To Taylor, the key to developing a rookie quarterback is staying the course, not panicking, and understanding that every day and every snap is a building block to success if you have the right pieces in place.

"He stored that away and said if I ever get that one again I know what I’m gonna get to," Taylor said of Burrow after that interception. "There’s moments like that that are gonna happen. You store them away and you learn from them. He’s gonna have a long career so you have plenty to store away for. Shane Waldron’s a good teacher, he has great experience, he’s been around a lot of great quarterbacks. He’ll do a great job putting him in the greatest position."

Asked to reflect on anything he'd do differently when developing Burrow or if he had any notes for the Bears as they embark on a franchise-defining journey, Taylor dismissed the idea.

Life only moves forward.

"I don’t think there’s ever any regrets," Taylor said. "There’s always things that you’d evolve. I’m sure he did and I’m sure we did. They’re all part of the process, the good and the bad with it. It’s all necessary."

The Bears' process with Williams is still in its infancy. It has seen the rookie go through ups and downs in camp before authoring an impressive preseason debut. Williams is learning and growing with each rep against a vaunted defense. He is banking every look the Bears give him as they prepare for him to begin a highly anticipated rookie season.
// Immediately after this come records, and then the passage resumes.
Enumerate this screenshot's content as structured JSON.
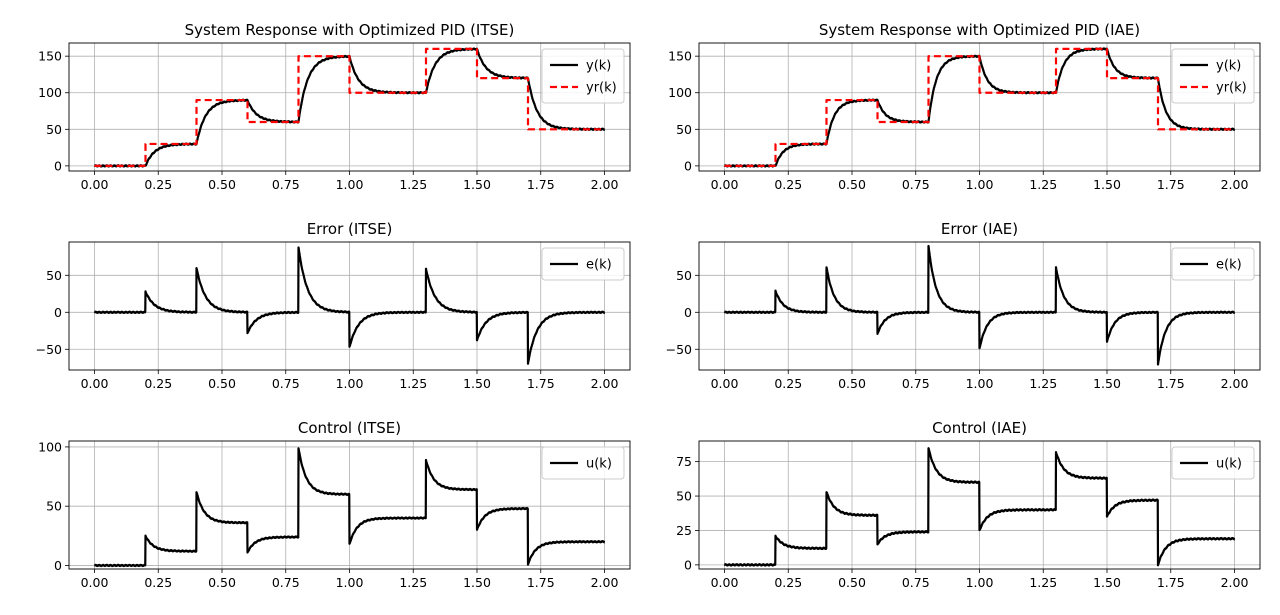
{
  "chart_data": [
    {
      "id": "itse-response",
      "type": "line",
      "title": "System Response with Optimized PID (ITSE)",
      "xlim": [
        -0.1,
        2.1
      ],
      "ylim": [
        -7,
        168
      ],
      "xticks": [
        "0.00",
        "0.25",
        "0.50",
        "0.75",
        "1.00",
        "1.25",
        "1.50",
        "1.75",
        "2.00"
      ],
      "yticks": [
        "0",
        "50",
        "100",
        "150"
      ],
      "grid": true,
      "legend_position": "top-right",
      "setpoints": [
        [
          0,
          0
        ],
        [
          0.2,
          30
        ],
        [
          0.4,
          90
        ],
        [
          0.6,
          60
        ],
        [
          0.8,
          150
        ],
        [
          1.0,
          100
        ],
        [
          1.3,
          160
        ],
        [
          1.5,
          120
        ],
        [
          1.7,
          50
        ],
        [
          2.0,
          50
        ]
      ],
      "tau": 0.035,
      "series": [
        {
          "name": "y(k)",
          "kind": "response",
          "color": "#000000",
          "dash": false
        },
        {
          "name": "yr(k)",
          "kind": "setpoint",
          "color": "#ff0000",
          "dash": true
        }
      ]
    },
    {
      "id": "iae-response",
      "type": "line",
      "title": "System Response with Optimized PID (IAE)",
      "xlim": [
        -0.1,
        2.1
      ],
      "ylim": [
        -7,
        168
      ],
      "xticks": [
        "0.00",
        "0.25",
        "0.50",
        "0.75",
        "1.00",
        "1.25",
        "1.50",
        "1.75",
        "2.00"
      ],
      "yticks": [
        "0",
        "50",
        "100",
        "150"
      ],
      "grid": true,
      "legend_position": "top-right",
      "setpoints": [
        [
          0,
          0
        ],
        [
          0.2,
          30
        ],
        [
          0.4,
          90
        ],
        [
          0.6,
          60
        ],
        [
          0.8,
          150
        ],
        [
          1.0,
          100
        ],
        [
          1.3,
          160
        ],
        [
          1.5,
          120
        ],
        [
          1.7,
          50
        ],
        [
          2.0,
          50
        ]
      ],
      "tau": 0.03,
      "series": [
        {
          "name": "y(k)",
          "kind": "response",
          "color": "#000000",
          "dash": false
        },
        {
          "name": "yr(k)",
          "kind": "setpoint",
          "color": "#ff0000",
          "dash": true
        }
      ]
    },
    {
      "id": "itse-error",
      "type": "line",
      "title": "Error (ITSE)",
      "xlim": [
        -0.1,
        2.1
      ],
      "ylim": [
        -78,
        95
      ],
      "xticks": [
        "0.00",
        "0.25",
        "0.50",
        "0.75",
        "1.00",
        "1.25",
        "1.50",
        "1.75",
        "2.00"
      ],
      "yticks": [
        "−50",
        "0",
        "50"
      ],
      "grid": true,
      "legend_position": "top-right",
      "setpoints": [
        [
          0,
          0
        ],
        [
          0.2,
          30
        ],
        [
          0.4,
          90
        ],
        [
          0.6,
          60
        ],
        [
          0.8,
          150
        ],
        [
          1.0,
          100
        ],
        [
          1.3,
          160
        ],
        [
          1.5,
          120
        ],
        [
          1.7,
          50
        ],
        [
          2.0,
          50
        ]
      ],
      "tau": 0.035,
      "peaks": [
        28,
        60,
        -28,
        88,
        -47,
        59,
        -38,
        -69
      ],
      "series": [
        {
          "name": "e(k)",
          "kind": "error",
          "color": "#000000",
          "dash": false
        }
      ]
    },
    {
      "id": "iae-error",
      "type": "line",
      "title": "Error (IAE)",
      "xlim": [
        -0.1,
        2.1
      ],
      "ylim": [
        -78,
        95
      ],
      "xticks": [
        "0.00",
        "0.25",
        "0.50",
        "0.75",
        "1.00",
        "1.25",
        "1.50",
        "1.75",
        "2.00"
      ],
      "yticks": [
        "−50",
        "0",
        "50"
      ],
      "grid": true,
      "legend_position": "top-right",
      "setpoints": [
        [
          0,
          0
        ],
        [
          0.2,
          30
        ],
        [
          0.4,
          90
        ],
        [
          0.6,
          60
        ],
        [
          0.8,
          150
        ],
        [
          1.0,
          100
        ],
        [
          1.3,
          160
        ],
        [
          1.5,
          120
        ],
        [
          1.7,
          50
        ],
        [
          2.0,
          50
        ]
      ],
      "tau": 0.03,
      "peaks": [
        29,
        61,
        -29,
        90,
        -49,
        61,
        -40,
        -70
      ],
      "series": [
        {
          "name": "e(k)",
          "kind": "error",
          "color": "#000000",
          "dash": false
        }
      ]
    },
    {
      "id": "itse-control",
      "type": "line",
      "title": "Control (ITSE)",
      "xlim": [
        -0.1,
        2.1
      ],
      "ylim": [
        -3,
        105
      ],
      "xticks": [
        "0.00",
        "0.25",
        "0.50",
        "0.75",
        "1.00",
        "1.25",
        "1.50",
        "1.75",
        "2.00"
      ],
      "yticks": [
        "0",
        "50",
        "100"
      ],
      "grid": true,
      "legend_position": "top-right",
      "segments": [
        {
          "t0": 0.0,
          "t1": 0.2,
          "start": 0,
          "end": 0
        },
        {
          "t0": 0.2,
          "t1": 0.4,
          "start": 25,
          "end": 12
        },
        {
          "t0": 0.4,
          "t1": 0.6,
          "start": 62,
          "end": 36
        },
        {
          "t0": 0.6,
          "t1": 0.8,
          "start": 11,
          "end": 24
        },
        {
          "t0": 0.8,
          "t1": 1.0,
          "start": 99,
          "end": 60
        },
        {
          "t0": 1.0,
          "t1": 1.3,
          "start": 18,
          "end": 40
        },
        {
          "t0": 1.3,
          "t1": 1.5,
          "start": 89,
          "end": 64
        },
        {
          "t0": 1.5,
          "t1": 1.7,
          "start": 30,
          "end": 48
        },
        {
          "t0": 1.7,
          "t1": 2.0,
          "start": 1,
          "end": 20
        }
      ],
      "tau": 0.03,
      "series": [
        {
          "name": "u(k)",
          "kind": "control",
          "color": "#000000",
          "dash": false
        }
      ]
    },
    {
      "id": "iae-control",
      "type": "line",
      "title": "Control (IAE)",
      "xlim": [
        -0.1,
        2.1
      ],
      "ylim": [
        -3,
        90
      ],
      "xticks": [
        "0.00",
        "0.25",
        "0.50",
        "0.75",
        "1.00",
        "1.25",
        "1.50",
        "1.75",
        "2.00"
      ],
      "yticks": [
        "0",
        "25",
        "50",
        "75"
      ],
      "grid": true,
      "legend_position": "top-right",
      "segments": [
        {
          "t0": 0.0,
          "t1": 0.2,
          "start": 0,
          "end": 0
        },
        {
          "t0": 0.2,
          "t1": 0.4,
          "start": 21,
          "end": 12
        },
        {
          "t0": 0.4,
          "t1": 0.6,
          "start": 53,
          "end": 36
        },
        {
          "t0": 0.6,
          "t1": 0.8,
          "start": 15,
          "end": 24
        },
        {
          "t0": 0.8,
          "t1": 1.0,
          "start": 85,
          "end": 60
        },
        {
          "t0": 1.0,
          "t1": 1.3,
          "start": 25,
          "end": 40
        },
        {
          "t0": 1.3,
          "t1": 1.5,
          "start": 82,
          "end": 63
        },
        {
          "t0": 1.5,
          "t1": 1.7,
          "start": 35,
          "end": 47
        },
        {
          "t0": 1.7,
          "t1": 2.0,
          "start": 0,
          "end": 19
        }
      ],
      "tau": 0.03,
      "series": [
        {
          "name": "u(k)",
          "kind": "control",
          "color": "#000000",
          "dash": false
        }
      ]
    }
  ]
}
Taylor, like everyone else, will be watching.

"Obviously, he’s very talented," Taylor said of Williams. "He has great, great people around him that are going to help him continue to develop. And just one rep at a time, man. Never overreact in training camp, especially to the guy because it’s the first time they’re doing it with their guys against an NFL defense. I’m excited to watch him grow and develop."